Meski demikian, jika produk yang halal tersebut diperoleh dengan cara yang
tidak syar’i, maka akadnya batil dan kepemilikannya juga tidak sah. Sebab, kepemilikan
itu merupakan izin yang diberikan oleh pembuat syariat (idzn asy-syari’) untuk
memanfaatkan zat atau jasa tertentu. Izin syara’ dalam kasus ini diperoleh,
jika akad tersebut dilakukan secara syar’i, baik dari aspek muamalahnya, maupun
barangnya.
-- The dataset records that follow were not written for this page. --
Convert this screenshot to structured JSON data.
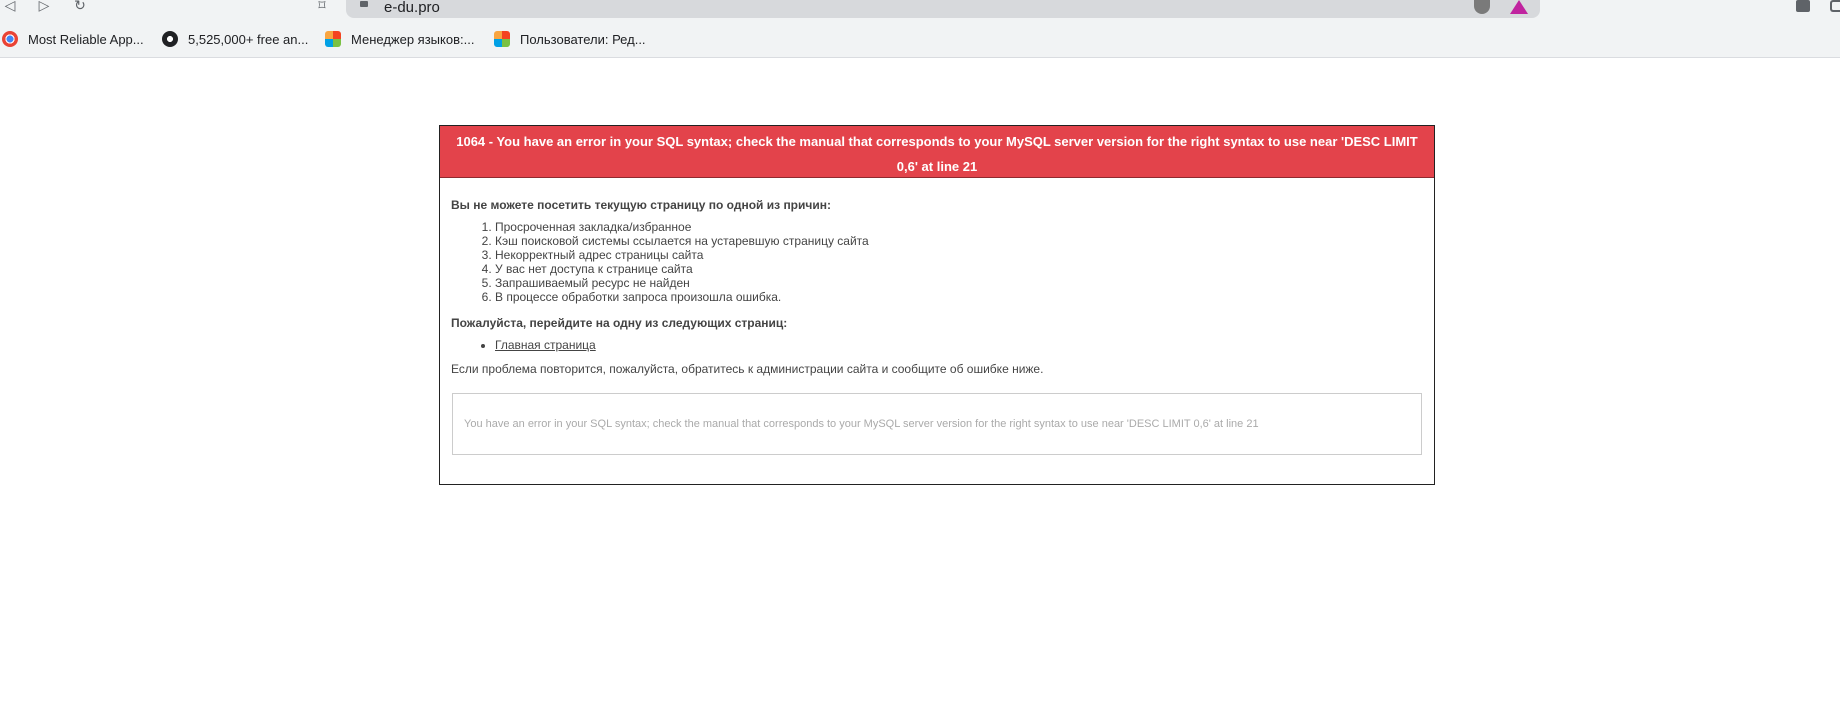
{
  "browser": {
    "url": "e-du.pro",
    "nav": {
      "back_icon": "back-icon",
      "forward_icon": "forward-icon",
      "reload_icon": "reload-icon",
      "bookmark_icon": "bookmark-star-icon"
    },
    "bookmarks": [
      {
        "label": "Most Reliable App...",
        "icon": "chrome-icon"
      },
      {
        "label": "5,525,000+ free an...",
        "icon": "drive-icon"
      },
      {
        "label": "Менеджер языков:...",
        "icon": "joomla-icon"
      },
      {
        "label": "Пользователи: Ред...",
        "icon": "joomla-icon"
      }
    ]
  },
  "error": {
    "title": "1064 - You have an error in your SQL syntax; check the manual that corresponds to your MySQL server version for the right syntax to use near 'DESC LIMIT 0,6' at line 21",
    "reasons_heading": "Вы не можете посетить текущую страницу по одной из причин:",
    "reasons": [
      "Просроченная закладка/избранное",
      "Кэш поисковой системы ссылается на устаревшую страницу сайта",
      "Некорректный адрес страницы сайта",
      "У вас нет доступа к странице сайта",
      "Запрашиваемый ресурс не найден",
      "В процессе обработки запроса произошла ошибка."
    ],
    "pages_heading": "Пожалуйста, перейдите на одну из следующих страниц:",
    "home_link": "Главная страница",
    "note": "Если проблема повторится, пожалуйста, обратитесь к администрации сайта и сообщите об ошибке ниже.",
    "detail": "You have an error in your SQL syntax; check the manual that corresponds to your MySQL server version for the right syntax to use near 'DESC LIMIT 0,6' at line 21"
  },
  "colors": {
    "header_bg": "#e3434b",
    "header_text": "#ffffff",
    "body_text": "#444444"
  }
}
Dengan melihat analisis di atas maka sekalipun produk yang
diperjual-belikan adalah halal, akan tetapi akad yang terjadi dalam bisnis MLM
adalah akad yang melanggar ketentuan syara’ baik dari sisi shafqatayn fi
shafqah (dua akad dalam satu transaksi) atau samsarah ‘ala samsarah
(pemakelaran atas pemakelaran); pada kondisi lain tidak memenuhi ketentuan akad
karena yang ada adalah akad terhadap jaminan mendapat diskon dan bonus (point)
dari pembelian langsung; maka MLM yang demikian hukumnya adalah haram.
Namun, jika ada MLM yang
produknya halal, dan dijalankan sesuai dengan syariat Islam; tidak melanggar
shafqatayn fi shafqah (dua akad dalam satu transaksi) atau samsarah ‘ala
samsarah (pemakelaran atas pemakelaran). Serta ketentuan hukum syara’ yang
lain, maka tentu diperbolehkan. Masalahnya adakah MLM yang demikian?!
Logika Bisnis Riil
Aspek lain yang perlu diperhatikan adalah logika bisnis riil.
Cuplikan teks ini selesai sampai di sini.